Partijen worden verder aangeduid als klager en de notaris.
1. De procedure
Het verloop van de procedure blijkt uit:
- —
de e-mail van klager met bijlagen van 9 december 2014
- —
de e-mail van de notaris van 2 februari 2015
- —
de e-mail van de secretaris van de kamer van 6 februari 2015
- —
de e-mail van de notaris van 21 februari 2015
- —
de brief van de secretaris van de kamer van 21 mei 2015
- —
de brief van de secretaris van de kamer van 3 juli 2015
- —
de brief van de notaris van 31 juli 2015
- —
de brief van de secretaris van de kamer van 4 augustus 2015
- —
de brief van de notaris van 24 augustus 2015
- —
de brief van klager van 28 augustus 2015
- —
de brief van de notaris met bijlagen van 23 september 2015
- —
de pleitnota van de notaris van 14 oktober 2015
De klacht is behandeld ter zitting van 14 oktober 2015. Klager is verschenen in persoon, bijgestaan door …. De notaris is eveneens in persoon verschenen, vergezeld van de op zijn kantoor werkzame kandidaat-notaris xxx.
2. De feiten
2.1
Op 15 december 2006 heeft klager middels een akte van levering (hierna: de akte van levering) verleden voor de rechtsvoorganger van de notaris in eigendom overgedragen een woning met tankstation en overige opstallen.
2.2
De akte van levering bepaalt onder meer:
‘2.
(…) (…) (…)
Koopprijs
De koopprijs van het verkochte 1 bedraagt vierhonderdtienduizend euro (€ 410.000,00) en de koopprijs van het verkochte bedraagt driehonderdduizend euro (€ 300.000,00) derhalve in totaal een bedrag van zevenhonderd tien duizend euro (€ 710.000,00) welk totale bedrag door koper is voldaan door storting op een rekening waarover ik, notaris, de onvoorwaardelijke beschikking heb, en waarvan een gedeelte ad eenhonderd twintig duizend euro (€ 120.000,00) door mij, notaris, in depot zal worden gehouden, zulks ter nakoming van de bepalingen als hierna in artikel 6 vermeld.
(…) (…) (…).
Artikel 6.
(…) (…) (…)
Bodemsanering
Partijen komen overeen dat koper opdrachtgever zal zijn voor de sanering van het verkochte terwijl de kosten van sanering van het verkochte voor rekening zijn van de verkoper en zullen worden voldaan uit het gemelde bij mij, notaris, in depot geplaatste bedrag ad eenhonderd twintig duizend euro (€ 120.000,00).
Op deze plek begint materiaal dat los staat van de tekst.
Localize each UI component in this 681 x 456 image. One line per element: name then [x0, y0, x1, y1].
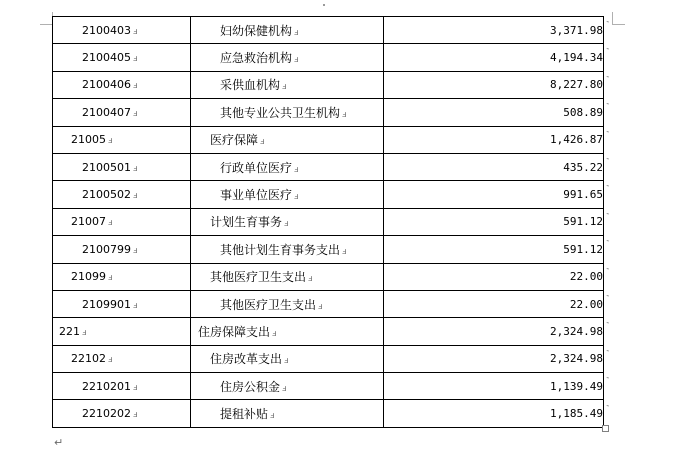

Indien de kosten van sanering lager zijn dan laatstgemeld bedrag zal verkoper al het meerdere rechtstreeks aan koper voldoen.’
2.3
In het kader van de afwikkeling van de bodemsanering is per 30 juni 2014 een concept-nota van afrekening van het onder 2.2 bedoelde depot inclusief rente en notariskosten door de notaris opgesteld.
3. Het standpunt
3.1
Klager stelt zich — kort samengevat — op het standpunt dat de notaris niet zorgvuldig is omgegaan met het depot dat destijds op grond van artikel 6 van de akte van levering door klager is gestort (hierna: het depot).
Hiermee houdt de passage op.